One of the highlights is an interview, in August 2008, with a surprisingly lucid Donald Trump. This is Trump on George W. Bush: ‘I think he’s set back this country 50 years. We were a great country before he became president. A respected country. Whether you like Clinton or you don’t like Clinton, we had no deficit for the first time in many years, and were doing well economically. And then Bush came in and wrecked it.’ And this is Trump on Bush and Iraq: ‘He invaded a country that had nothing to do with 9/11, absolutely zero. He purposely lied and lied badly and his lies got us into a war.’

Could it be that under that ludicrous exterior there lurks an intelligent human being? Or as the American writer and humorist Andy Borowitz put it recently, ‘Say what you will about Trump. He is a smart man with a deep understanding of what stupid people want.’

Hopefully the victory of Ted Cruz in Iowa last week will shed some welcome light on another of the seriously bad men in the running for the Republican nomination, who until now has been eclipsed by the sheer mesmerising awfulness of Donald Trump. Cruz ticks all the boxes: climate- change denier, death-penalty enthusiast, opponent of even the most minimal gun control. After the recent nuclear deal with Iran, he described President Obama as ‘one of the world’s leading financiers of radical Islamic terrorism’. He managed to include a reference to the Nazis in his unrelenting opposition to the Affordable Care Act.

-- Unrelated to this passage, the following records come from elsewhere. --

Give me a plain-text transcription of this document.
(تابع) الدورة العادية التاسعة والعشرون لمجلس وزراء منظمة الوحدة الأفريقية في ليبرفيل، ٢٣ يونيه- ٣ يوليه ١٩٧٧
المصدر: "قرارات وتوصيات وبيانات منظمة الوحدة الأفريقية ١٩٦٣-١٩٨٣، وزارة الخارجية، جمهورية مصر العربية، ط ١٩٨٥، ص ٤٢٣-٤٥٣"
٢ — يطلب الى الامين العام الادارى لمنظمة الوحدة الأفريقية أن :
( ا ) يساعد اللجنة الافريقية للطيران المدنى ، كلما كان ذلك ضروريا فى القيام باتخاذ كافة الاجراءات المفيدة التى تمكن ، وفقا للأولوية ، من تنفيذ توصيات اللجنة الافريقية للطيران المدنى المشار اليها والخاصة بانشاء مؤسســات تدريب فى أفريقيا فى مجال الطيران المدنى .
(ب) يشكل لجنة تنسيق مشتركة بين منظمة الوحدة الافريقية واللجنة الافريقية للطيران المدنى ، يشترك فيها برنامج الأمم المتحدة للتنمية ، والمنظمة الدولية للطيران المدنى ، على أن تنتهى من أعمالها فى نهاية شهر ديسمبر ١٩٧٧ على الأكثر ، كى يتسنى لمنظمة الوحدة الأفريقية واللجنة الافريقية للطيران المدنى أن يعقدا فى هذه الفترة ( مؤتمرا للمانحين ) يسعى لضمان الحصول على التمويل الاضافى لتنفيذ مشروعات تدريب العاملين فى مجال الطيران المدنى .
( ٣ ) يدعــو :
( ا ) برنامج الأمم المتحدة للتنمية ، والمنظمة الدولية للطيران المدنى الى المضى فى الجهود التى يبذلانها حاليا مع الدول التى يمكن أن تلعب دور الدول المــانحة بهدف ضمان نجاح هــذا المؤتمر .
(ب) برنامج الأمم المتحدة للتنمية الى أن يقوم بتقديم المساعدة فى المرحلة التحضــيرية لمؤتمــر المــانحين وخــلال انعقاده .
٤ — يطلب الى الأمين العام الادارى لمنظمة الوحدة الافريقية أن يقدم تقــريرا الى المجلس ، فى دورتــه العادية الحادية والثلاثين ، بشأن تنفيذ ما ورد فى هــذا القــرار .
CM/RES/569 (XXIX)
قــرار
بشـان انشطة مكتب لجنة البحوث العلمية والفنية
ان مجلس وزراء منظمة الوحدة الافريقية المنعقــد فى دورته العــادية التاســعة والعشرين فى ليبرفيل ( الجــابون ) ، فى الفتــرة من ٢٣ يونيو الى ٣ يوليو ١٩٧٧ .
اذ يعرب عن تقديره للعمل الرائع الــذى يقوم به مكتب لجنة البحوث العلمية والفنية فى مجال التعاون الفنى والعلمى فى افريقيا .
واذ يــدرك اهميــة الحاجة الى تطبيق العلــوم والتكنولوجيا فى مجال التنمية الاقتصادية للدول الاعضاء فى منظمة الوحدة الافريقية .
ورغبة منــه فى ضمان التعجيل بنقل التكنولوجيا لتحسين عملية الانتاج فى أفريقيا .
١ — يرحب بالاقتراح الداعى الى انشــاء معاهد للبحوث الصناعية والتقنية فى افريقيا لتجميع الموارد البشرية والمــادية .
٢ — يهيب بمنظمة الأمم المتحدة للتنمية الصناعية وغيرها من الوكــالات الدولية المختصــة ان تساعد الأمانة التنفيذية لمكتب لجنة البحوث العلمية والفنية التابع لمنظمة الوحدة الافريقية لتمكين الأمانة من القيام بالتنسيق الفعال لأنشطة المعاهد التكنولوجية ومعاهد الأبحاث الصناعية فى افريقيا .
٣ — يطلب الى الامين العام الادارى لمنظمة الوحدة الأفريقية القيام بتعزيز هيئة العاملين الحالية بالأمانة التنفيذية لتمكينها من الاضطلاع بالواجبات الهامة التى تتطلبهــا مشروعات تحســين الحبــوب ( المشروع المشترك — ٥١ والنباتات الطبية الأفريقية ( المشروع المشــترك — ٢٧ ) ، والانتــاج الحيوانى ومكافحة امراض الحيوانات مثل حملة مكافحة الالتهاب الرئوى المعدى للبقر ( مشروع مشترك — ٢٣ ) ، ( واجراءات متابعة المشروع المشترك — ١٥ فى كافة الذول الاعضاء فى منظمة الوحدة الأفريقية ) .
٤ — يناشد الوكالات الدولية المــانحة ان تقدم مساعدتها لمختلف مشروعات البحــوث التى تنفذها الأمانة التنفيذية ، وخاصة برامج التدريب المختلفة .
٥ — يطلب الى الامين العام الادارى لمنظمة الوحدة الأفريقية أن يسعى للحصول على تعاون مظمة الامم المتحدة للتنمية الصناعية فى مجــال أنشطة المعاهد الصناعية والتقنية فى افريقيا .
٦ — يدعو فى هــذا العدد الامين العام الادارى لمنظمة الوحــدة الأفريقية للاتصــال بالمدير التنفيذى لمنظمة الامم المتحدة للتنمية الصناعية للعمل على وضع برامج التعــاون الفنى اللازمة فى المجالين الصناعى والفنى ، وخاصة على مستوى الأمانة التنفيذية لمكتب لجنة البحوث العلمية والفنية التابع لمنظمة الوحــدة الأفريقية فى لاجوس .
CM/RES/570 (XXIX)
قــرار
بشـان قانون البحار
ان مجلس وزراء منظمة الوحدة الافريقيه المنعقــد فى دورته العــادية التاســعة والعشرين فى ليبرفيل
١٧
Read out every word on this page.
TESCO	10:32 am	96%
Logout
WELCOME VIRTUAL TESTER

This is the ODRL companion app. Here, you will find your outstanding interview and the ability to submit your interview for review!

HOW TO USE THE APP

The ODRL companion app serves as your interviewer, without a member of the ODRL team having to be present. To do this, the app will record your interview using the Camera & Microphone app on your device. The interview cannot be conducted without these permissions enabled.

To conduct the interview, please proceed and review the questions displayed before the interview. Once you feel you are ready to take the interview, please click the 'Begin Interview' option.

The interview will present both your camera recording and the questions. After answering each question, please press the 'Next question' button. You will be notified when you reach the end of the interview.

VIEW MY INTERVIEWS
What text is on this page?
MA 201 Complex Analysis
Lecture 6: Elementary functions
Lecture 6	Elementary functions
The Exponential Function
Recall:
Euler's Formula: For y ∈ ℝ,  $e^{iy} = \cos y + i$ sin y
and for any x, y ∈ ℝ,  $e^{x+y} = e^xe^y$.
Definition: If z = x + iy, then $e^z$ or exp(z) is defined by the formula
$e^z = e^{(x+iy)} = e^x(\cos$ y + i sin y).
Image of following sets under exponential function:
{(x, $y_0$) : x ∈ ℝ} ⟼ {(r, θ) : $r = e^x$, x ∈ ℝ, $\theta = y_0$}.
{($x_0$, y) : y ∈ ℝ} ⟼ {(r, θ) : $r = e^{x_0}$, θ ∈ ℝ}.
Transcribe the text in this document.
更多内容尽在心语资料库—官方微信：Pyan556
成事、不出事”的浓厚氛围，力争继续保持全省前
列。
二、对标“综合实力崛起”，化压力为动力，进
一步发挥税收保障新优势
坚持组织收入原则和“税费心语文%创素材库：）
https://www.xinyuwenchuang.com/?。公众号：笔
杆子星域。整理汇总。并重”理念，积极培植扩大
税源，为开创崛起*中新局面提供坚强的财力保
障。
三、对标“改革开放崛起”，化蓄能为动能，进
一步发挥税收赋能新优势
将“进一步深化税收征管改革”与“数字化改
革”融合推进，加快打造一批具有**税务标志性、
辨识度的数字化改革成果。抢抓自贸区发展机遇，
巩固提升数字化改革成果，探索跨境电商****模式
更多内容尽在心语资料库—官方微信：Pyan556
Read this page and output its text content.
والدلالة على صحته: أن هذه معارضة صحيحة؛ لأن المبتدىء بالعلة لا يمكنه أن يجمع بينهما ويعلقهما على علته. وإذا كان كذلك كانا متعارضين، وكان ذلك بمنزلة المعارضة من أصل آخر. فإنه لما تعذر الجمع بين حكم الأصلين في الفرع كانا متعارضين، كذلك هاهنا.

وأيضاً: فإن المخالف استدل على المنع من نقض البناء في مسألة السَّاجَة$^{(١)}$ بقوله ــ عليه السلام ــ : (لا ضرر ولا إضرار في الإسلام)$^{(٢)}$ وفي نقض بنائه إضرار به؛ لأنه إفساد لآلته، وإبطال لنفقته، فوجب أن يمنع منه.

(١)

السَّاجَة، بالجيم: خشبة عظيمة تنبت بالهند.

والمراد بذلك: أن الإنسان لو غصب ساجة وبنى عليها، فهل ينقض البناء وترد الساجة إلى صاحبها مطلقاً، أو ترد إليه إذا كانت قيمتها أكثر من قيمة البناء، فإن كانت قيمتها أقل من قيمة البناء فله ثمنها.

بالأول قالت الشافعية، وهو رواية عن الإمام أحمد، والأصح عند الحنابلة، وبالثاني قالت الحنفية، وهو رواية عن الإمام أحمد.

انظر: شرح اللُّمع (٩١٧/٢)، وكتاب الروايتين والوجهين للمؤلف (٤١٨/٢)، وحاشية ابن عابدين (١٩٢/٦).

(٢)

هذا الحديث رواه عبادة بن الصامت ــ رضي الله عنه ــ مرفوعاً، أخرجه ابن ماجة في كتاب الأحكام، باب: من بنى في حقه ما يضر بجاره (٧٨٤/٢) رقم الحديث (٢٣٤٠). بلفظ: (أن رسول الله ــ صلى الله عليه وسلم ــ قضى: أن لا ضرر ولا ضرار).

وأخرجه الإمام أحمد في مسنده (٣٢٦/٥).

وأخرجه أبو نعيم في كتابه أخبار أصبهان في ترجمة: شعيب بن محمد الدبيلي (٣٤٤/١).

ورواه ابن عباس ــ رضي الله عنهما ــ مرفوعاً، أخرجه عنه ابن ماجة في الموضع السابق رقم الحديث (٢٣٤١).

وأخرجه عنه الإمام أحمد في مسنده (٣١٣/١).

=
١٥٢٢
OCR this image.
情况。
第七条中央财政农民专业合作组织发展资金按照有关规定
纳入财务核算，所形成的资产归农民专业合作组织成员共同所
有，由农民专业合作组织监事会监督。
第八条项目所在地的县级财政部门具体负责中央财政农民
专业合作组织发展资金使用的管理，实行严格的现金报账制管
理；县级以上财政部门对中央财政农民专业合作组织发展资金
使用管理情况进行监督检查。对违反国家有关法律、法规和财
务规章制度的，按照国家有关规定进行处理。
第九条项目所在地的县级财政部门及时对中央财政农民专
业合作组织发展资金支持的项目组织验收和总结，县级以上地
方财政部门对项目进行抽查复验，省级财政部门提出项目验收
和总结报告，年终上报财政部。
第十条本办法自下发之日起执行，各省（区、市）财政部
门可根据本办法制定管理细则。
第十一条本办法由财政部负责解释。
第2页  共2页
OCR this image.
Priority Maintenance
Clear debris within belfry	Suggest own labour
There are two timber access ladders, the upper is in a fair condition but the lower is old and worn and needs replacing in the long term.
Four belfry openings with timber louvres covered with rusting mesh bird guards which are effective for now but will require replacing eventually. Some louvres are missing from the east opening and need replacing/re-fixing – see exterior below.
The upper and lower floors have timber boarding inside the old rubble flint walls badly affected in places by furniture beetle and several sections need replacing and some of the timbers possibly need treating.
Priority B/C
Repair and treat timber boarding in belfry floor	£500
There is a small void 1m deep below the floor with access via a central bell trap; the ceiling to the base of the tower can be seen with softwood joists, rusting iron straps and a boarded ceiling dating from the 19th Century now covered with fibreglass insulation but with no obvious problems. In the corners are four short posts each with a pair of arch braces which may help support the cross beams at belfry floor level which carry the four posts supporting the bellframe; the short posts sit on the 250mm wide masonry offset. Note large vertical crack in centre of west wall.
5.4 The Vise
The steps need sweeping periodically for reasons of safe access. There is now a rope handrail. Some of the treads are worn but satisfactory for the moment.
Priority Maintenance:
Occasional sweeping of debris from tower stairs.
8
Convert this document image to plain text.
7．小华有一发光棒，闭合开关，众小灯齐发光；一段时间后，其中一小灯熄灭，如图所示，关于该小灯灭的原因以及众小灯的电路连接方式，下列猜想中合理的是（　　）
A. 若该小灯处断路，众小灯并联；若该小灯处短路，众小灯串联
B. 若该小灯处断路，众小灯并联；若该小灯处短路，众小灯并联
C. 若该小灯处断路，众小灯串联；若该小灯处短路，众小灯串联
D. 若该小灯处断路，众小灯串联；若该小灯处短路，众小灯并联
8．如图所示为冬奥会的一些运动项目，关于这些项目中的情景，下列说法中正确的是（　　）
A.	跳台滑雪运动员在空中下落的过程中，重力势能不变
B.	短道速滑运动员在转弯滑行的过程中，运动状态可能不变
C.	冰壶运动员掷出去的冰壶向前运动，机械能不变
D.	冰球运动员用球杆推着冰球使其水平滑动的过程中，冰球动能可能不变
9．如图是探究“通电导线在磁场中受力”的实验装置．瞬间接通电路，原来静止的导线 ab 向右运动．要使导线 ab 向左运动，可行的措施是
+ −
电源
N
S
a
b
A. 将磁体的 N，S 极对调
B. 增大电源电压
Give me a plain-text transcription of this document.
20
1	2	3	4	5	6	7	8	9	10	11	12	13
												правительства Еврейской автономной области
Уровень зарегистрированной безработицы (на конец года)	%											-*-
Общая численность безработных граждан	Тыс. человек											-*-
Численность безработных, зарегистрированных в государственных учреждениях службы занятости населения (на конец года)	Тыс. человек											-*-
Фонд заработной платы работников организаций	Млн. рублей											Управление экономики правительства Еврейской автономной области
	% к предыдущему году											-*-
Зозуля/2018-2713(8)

Needless to say, Cruz is in close touch with God, who features regularly in his campaign speeches: ‘I believe that this will be a religious liberty election.’ ‘My prayer is… that the body of Christ rise up to pull America back from the abyss.’ ‘Through prayer the Lord has changed my life.’ And so on. If it comes down to a choice between Ted Cruz and Donald Trump, which please God (this God stuff is catching) it won’t, give me Trump any day.

Later this year Parliament will be asked to approve the renewal of the Trident nuclear missile system at a lifetime cost estimated at anywhere from £30 billion to £100 billion. (Given the Ministry of Defence’s record on procurement, my guess is at the higher end of the scale.) Just about everyone who has given any thought to the matter knows it’s bonkers. Trident is not independent, it doesn’t deter and it soaks up badly needed investment in conventional defence. The one benefit it confers is a permanent seat on the UN Security Council. I quietly remarked on this to the Secretary of State for Defence the last time Parliament voted on the issue and he replied, ‘The Foreign Office put that in my brief, but I told them to take it out.’ Of course no Labour government could phase out Trident without mass hysteria but, were the Tories to do so, the fallout would be minimal and in years to come their wisdom would be widely praised.

Sorry to hear that my friend Hilary Benn has ruled himself out of any future contest for the Labour leadership. Since well before That Speech I have regarded him as one of the best and the brightest on the Opposition front bench. He is highly capable, engagingly normal and far too decent to get involved in any scheming and plotting, but four years in politics is a very long time. In the event that a vacancy for the top job were to arise between now and the election, I hope he can be persuaded to reconsider.

I am putting the finishing touches to a little volume of memoirs that I hope to publish in the autumn. It will be called Hinterland, a characteristic that all good politicians are supposed to possess; not all do. I am occasionally asked for advice by some young person hoping for a career in politics. My advice is always the same: do something else first, and then you will be useful if and when you are elected.

Chris Mullin is a former Labour minister and the author of three volumes of diaries.